TontonTremblay commented 5 years ago

This is awesome, I am glad you were able to get good results :P. Yeah you have to be careful with image size when running the algorithm.

jediofgever commented 5 years ago

Hi, I have exactly same problem. the activation maps seems to be activated but the dope node detects nothing on the image. I tried to convert bgr to rgb when reading image through opencv, resized the image but still the object is not being detected.
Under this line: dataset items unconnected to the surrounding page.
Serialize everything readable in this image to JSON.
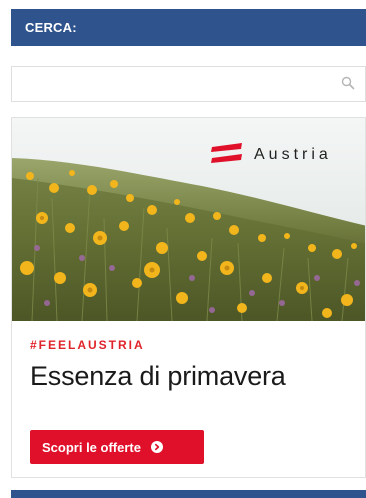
{
  "search": {
    "header_label": "CERCA:",
    "value": "",
    "icon": "search-icon"
  },
  "ad": {
    "brand_name": "Austria",
    "brand_icon": "austria-flag-logo",
    "hashtag": "#FEELAUSTRIA",
    "headline": "Essenza di primavera",
    "cta_label": "Scopri le offerte",
    "cta_icon": "arrow-right-circle-icon",
    "accent_color": "#e0102a"
  },
  "colors": {
    "header_bar": "#2f548d",
    "hashtag": "#e0242b"
  }
}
What else could be problem ? Screenshot from 2019-10-15 22-38-14

TontonTremblay commented 5 years ago

Lets try to run DOPE with a lower threshold.

https://github.com/NVlabs/Deep_Object_Pose/blob/1ee8e0ddaa01886785ba176581582947008440d4/src/dope/inference/detector.py#L314

https://github.com/NVlabs/Deep_Object_Pose/blob/1ee8e0ddaa01886785ba176581582947008440d4/src/dope/inference/detector.py#L366

You can change those values in the config file. Play around with some values and let me know what you are getting.

I think I am going to provide a debug view for the affinity maps. I cannot read the values you are displaying.

akeaveny commented 4 years ago

Hi @Abdul-Mukit, I am attempting to visualizing the feature maps but I am unable to run your script as a stand alone file. The error I can't get past is

Traceback (most recent call last): File "./visualize.py", line 7, in <module> from detector import * ModuleNotFoundError: No module named 'detector'

Abdul-Mukit commented 4 years ago

@akeaveny you need to put detector.py in the same directory as your code. You can find the detector.py file in DOPE.

akeaveny commented 4 years ago

@Abdul-Mukit ahh, thanks! Got it running now

akeaveny commented 4 years ago

@jediofgever were you able to resolve your issue? I'm facing the same problem

Abdul-Mukit commented 4 years ago

@QuanNguyen94 hi again. I am trying to generate the affinity map visualization using color wheels as you commented above. link. Could you please tell me how you generated those plots?